With the approach of Valentine’s Day, love appears at every turn. Walk into the grocery store and roses and chocolates are there to be purchased for that special someone.
Yet in the romantic atmosphere, an important but quiet discussion about birth control guidelines is being debated by the Food and Drug Administration.
The potential for new guidelines brings up the question about the effectiveness of what is called “low-dose” birth control pills.
The Advisory Committee met last month to discuss the effectiveness of newer birth control pills.
Newer forms of birth control pills have less estrogen and progestin. Since the inception of the birth control pill in 1960, the reasons for a person to use it have changed somewhat.
Part of the cause of the use of lower hormone levels is because the side effects are diminished and people are now requesting the pill not only for birth control, but to regulate menstruation or help clear up acne.
The Advisory Committee found that pregnancy rates have climbed in the last decade with the new birth control pills.
The Committee met to address whether there should be a cut off rate of pregnancy that is acceptable to still approve a potential new birth control pill.
The Pearl Index is the primary way that pregnancy rates are calculated with birth control pills. This rate consists of an average rate of failure, or pregnancy, per 100 women within one year.
The acceptable level of efficacy of the Pearl Index has been 1.5 failures, which became the acceptable rate in 1975. Evidence has shown in the last decade that newer birth control pills have a failure rate of two, which exceeds prior criteria.
The Advisory Committee attributed the increase in pregnancy rates to a number of potential factors.
These factors include lower dosages of estrogen and progestin, people not taking the pill according to instructions, and even the improvement of pregnancy detection.
They also acknowledged that the subjects in the studies did not necessarily represent the general population, as the study excluded women who had a body mass index of more than 35 percent, smoked and were between 30 and 35 years old, or had a previous blood clot incident.
The Klotz Student Health Center has no statistics as to how much birth control is distributed to students, or the effectiveness of the birth control.
Amy Reichbach, a health educator who conducts pregnancy and birth control counseling, said there are no hard facts as to the causes of pregnancy in students.
“Anecdotally, either (students) were using condoms or they weren’t using anything. That’s 20 to 25 percent of the time (what) I can tie these pregnancies to,” Reichbach said.
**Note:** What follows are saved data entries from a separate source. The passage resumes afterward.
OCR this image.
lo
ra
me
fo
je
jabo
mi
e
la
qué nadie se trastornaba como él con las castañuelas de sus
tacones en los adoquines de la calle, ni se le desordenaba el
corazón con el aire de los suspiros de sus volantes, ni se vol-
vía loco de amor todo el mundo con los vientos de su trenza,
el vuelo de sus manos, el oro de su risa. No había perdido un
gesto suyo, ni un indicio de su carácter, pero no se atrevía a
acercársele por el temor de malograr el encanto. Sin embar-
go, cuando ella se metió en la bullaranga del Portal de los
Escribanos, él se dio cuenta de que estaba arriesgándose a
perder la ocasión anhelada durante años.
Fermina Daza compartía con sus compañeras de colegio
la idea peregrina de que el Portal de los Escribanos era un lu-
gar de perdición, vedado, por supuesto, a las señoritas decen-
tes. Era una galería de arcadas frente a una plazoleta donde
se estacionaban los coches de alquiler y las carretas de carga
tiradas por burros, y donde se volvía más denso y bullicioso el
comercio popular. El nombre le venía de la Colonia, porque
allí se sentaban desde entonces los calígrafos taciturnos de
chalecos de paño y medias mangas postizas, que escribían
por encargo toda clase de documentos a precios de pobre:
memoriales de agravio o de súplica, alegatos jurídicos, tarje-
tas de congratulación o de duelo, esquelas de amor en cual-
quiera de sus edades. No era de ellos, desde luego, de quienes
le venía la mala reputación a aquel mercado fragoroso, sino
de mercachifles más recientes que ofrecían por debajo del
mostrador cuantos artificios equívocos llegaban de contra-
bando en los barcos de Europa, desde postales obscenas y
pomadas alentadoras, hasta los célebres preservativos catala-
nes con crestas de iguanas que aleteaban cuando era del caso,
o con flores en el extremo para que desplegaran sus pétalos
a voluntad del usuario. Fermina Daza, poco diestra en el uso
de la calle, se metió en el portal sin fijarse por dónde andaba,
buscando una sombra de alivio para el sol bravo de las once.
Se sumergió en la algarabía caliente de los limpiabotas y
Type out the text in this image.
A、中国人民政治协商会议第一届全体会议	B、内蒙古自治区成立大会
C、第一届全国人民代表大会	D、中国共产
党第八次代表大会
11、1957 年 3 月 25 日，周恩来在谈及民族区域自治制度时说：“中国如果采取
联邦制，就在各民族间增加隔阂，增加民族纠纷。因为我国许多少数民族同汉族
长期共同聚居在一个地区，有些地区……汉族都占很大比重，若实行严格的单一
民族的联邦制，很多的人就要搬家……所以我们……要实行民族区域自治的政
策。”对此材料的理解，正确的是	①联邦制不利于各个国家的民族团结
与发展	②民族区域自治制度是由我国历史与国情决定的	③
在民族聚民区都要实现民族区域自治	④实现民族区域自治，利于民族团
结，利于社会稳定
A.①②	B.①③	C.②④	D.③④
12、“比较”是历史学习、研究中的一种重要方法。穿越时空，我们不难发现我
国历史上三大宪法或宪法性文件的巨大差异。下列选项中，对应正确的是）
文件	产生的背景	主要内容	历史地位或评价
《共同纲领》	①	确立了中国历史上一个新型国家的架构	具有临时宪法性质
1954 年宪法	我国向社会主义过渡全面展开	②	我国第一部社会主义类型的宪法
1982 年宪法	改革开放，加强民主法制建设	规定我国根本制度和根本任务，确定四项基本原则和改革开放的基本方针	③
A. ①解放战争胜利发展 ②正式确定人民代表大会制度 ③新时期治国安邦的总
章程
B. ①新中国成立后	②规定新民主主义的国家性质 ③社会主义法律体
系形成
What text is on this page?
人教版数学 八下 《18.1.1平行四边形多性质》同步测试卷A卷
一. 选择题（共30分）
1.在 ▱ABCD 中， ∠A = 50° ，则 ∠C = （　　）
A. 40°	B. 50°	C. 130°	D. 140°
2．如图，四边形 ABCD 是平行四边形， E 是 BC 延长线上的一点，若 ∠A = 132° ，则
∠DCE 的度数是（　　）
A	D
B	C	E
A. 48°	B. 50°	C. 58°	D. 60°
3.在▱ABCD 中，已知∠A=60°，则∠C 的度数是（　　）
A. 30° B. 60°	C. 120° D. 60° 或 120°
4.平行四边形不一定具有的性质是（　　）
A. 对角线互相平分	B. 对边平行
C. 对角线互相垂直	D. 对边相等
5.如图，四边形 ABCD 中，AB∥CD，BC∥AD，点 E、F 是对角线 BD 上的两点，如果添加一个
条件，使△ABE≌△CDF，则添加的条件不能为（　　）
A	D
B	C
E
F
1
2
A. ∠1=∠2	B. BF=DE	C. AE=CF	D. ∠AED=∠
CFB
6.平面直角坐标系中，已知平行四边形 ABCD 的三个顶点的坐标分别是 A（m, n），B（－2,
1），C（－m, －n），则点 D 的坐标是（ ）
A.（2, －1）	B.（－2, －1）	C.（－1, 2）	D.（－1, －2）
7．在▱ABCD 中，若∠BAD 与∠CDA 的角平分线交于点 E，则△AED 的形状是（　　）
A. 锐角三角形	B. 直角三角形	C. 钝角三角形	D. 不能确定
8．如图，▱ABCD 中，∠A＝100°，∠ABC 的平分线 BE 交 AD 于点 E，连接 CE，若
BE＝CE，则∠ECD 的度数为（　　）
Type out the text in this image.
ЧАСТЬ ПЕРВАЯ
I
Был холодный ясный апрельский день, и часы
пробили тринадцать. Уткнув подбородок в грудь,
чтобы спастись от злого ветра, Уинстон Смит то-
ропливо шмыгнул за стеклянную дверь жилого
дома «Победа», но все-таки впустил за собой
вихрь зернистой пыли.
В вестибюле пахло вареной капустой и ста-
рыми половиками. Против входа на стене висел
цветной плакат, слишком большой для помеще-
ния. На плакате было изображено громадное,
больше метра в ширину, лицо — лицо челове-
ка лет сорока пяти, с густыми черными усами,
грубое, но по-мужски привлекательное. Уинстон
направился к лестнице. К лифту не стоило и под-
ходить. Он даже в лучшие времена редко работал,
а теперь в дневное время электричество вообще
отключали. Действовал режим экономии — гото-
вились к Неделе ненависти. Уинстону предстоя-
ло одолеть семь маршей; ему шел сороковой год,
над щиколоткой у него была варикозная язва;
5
Data presented to the Advisory Committee that came from the Alan Guttmacher Institute showed that the highest rates of unintended pregnancies were among women 15 to 24 years of age. More information showed that 50 percent of young women would not use their birth control pills correctly during a pill cycle.
In August 2006, the FDA approved Plan B as an emergency contraceptive available to women over the age of 18 without a prescription. It is available at the Klotz Student Health Center.
Reichbach and Kristal Gordon of the Student Pharmacy said they both felt that Plan B was not being used as an alternative birth control.
Reichbach said that while the Health Center informs students of birth control and emergency contraception options, many students express surprise at the availability of emergency contraception.
“You can’t always tie unwanted pregnancies to the hormone level,” Reichbach said.
She said there is more likelihood that if a person is unhappy with their birth control, they will be less compliant, and that can be a factor in pregnancy risk.
The Klotz Student Health Center is currently revamping its services in regards to sexual health, tailoring them to CSUN students’ needs, which may be necessary if the FDA approves an increased failure rate of newer birth control pills.